Fiori est un homme moderne qui vit en plein coeur du Vieux- Longueuil, et qui avait pour voisin feu Gerry Boulet. C’était la première fois qu’on se saluait. Il était temps! Pour moi le fan d’Harmonium, c’était comme si j’avais croisé le pape, ce jour- là. En fait, ce n’est pas tout à fait farfelu, cette idée de qualifier Serge de «pape de la musique québécoise». C’est un peu comme ça qu’on le devine quand on écoute sa musique planante et céleste, en communion avec l’univers. Comme s’il faisait office de berger, de guide, comme François. En plus, les deux portent le même costume. J’imagine encore Serge Fiori vêtu d’une djellaba blanche. Pourtant ce jour- là, il portait plutôt un Kanuk d’hiver. Comme tout le monde, il se protège du froid. On a toujours de la difficulté à voir nos idoles sur un pied d’égalité avec nous. Moi le premier!

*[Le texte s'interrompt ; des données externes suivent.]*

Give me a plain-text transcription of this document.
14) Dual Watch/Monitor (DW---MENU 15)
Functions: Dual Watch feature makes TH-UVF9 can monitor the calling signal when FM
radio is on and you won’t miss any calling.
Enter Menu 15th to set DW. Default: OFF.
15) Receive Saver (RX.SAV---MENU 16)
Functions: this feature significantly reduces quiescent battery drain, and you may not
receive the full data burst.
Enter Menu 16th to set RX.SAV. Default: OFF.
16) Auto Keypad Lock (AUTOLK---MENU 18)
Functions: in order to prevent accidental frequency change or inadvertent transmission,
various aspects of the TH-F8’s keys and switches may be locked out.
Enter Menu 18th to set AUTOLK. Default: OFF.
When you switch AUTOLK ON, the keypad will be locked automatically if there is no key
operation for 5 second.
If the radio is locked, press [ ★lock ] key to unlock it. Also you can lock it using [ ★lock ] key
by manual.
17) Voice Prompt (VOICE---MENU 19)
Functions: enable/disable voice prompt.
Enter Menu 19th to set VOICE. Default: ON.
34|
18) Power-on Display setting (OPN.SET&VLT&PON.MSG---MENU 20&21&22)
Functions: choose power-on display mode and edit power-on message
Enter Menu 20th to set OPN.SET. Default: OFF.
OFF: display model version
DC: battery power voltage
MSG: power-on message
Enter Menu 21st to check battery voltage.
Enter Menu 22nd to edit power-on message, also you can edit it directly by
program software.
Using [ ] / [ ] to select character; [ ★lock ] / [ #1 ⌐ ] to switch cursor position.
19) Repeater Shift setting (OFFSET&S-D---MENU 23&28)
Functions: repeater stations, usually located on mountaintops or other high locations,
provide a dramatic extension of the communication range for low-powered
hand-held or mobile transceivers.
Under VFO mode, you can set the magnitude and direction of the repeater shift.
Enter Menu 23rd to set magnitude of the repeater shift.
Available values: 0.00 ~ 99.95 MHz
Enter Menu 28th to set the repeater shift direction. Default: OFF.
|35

Mais que fait Serge Fiori de ses journées? Il crée! Il crée son propre environnem­ent, sa musique, son histoire et sa légende. Celui qui est passé de la lumière à l’ombre, puis de nouveau à la lumière ces dernières années avec la parution d’une biographie et d’un album, semble vouloir retourner vers l’ombre. Et il le fait consciemme­nt. Lui qui connaît si bien ce côté du mur où il a passé plusieurs années de sa vie semble bien dans sa peau, comme s’il avait fait la paix avec un passé plus sombre. Le hasard a fait que nous nous sommes rencontrés; je ne m’y attendais pas, ç’a été une surprise. Je ne l’ai pas retenu. Je sais que ce n’est pas bien d’accaparer les gens, surtout quand ils ne sont pas seuls. Alors on s’est serré la main. On s’est un peu situés comme voisins — il avait l’air heureux de me saluer et semblait me connaître, lui aussi —, puis on s’est souhaité bonne année. Une rencontre fortuite, comme il en arrive tous les jours dans le monde. Mais, pour certains, comme moi, c’est plus qu’une simple rencontre, c’est un signe du destin. J’ai l’impression qu’on pourrait être de bons amis, qu’on aurait plein de choses à se raconter — même âge, même culture, même quartier, même combat.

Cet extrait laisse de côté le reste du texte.